Kitabın giriş kısmında, ‘geniş grup kimliği’ mefhumu üzerine bir tanımlama yapılıyor. Burada, geniş gruplardan kasıt özetle; aidiyet hissettiğiniz millet, kabile, din, tarikat, cemaat gibi olgular olarak karşımıza çıkıyor. Geniş grup kimliklerinden ortaya çıkabilecek olumlu ve olumsuz halleri örneklerle açıkladıktan sonra yazar fundamentalizme ilişkin bir sınıflandırma çabası içerisine girmektedir.

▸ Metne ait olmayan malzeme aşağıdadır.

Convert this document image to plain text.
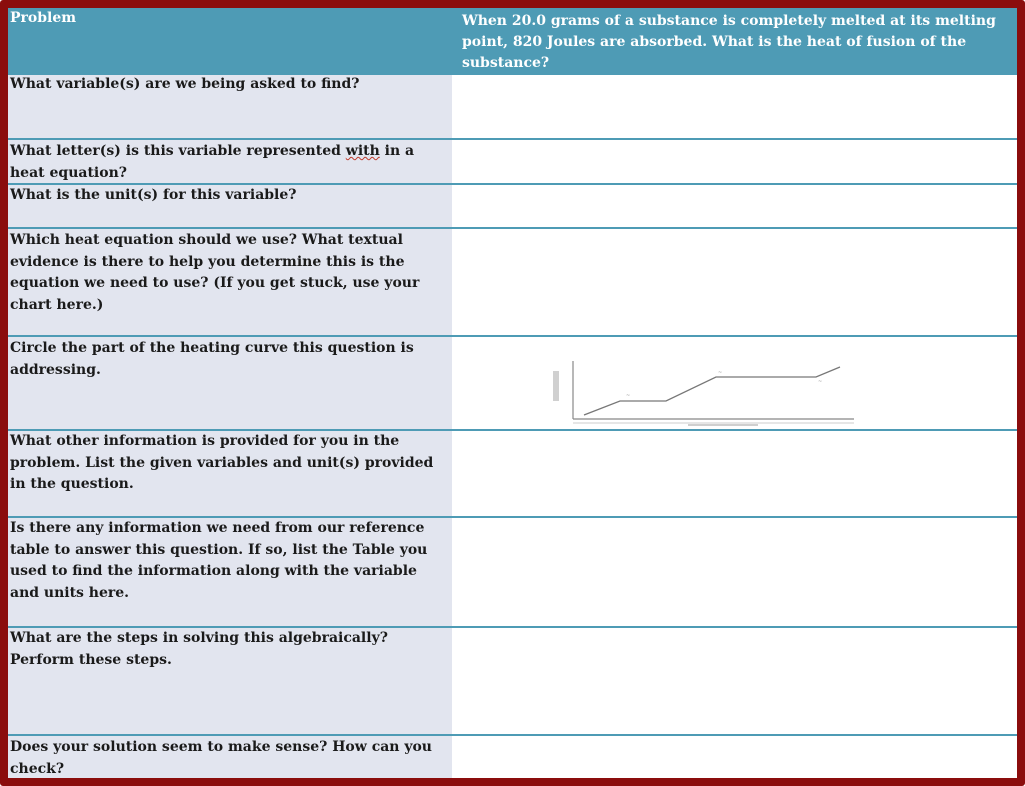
Problem	When 20.0 grams of a substance is completely melted at its melting point, 820 Joules are absorbed. What is the heat of fusion of the substance?
What variable(s) are we being asked to find?
What letter(s) is this variable represented with in a heat equation?
What is the unit(s) for this variable?
Which heat equation should we use? What textual evidence is there to help you determine this is the equation we need to use? (If you get stuck, use your chart here.)
Circle the part of the heating curve this question is addressing.
What other information is provided for you in the problem. List the given variables and unit(s) provided in the question.
Is there any information we need from our reference table to answer this question. If so, list the Table you used to find the information along with the variable and units here.
What are the steps in solving this algebraically? Perform these steps.
Does your solution seem to make sense? How can you check?
~
~
~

Fundamentalizm; herhangi bir ideolojiye, dine, fikre… sorgulamaksızın dogmatik bir şekilde inanma ve bu inancını dışardakilere dayatma şeklinde tanımlanabilir.
Vamık Volkan fundamentalizme özgü on tane psikolojik dinamik tanımlamıştır. Birincisi, grubun içini düzenleyen ilahi bir metin ya da kurallar manzumesinin varlığıdır. Grup bu kutsal metni “gerçek” ve “mutlak” kabul eder. Grup içinde bu kutsala duyulan inanç sorgulamaksızın kabul edilir.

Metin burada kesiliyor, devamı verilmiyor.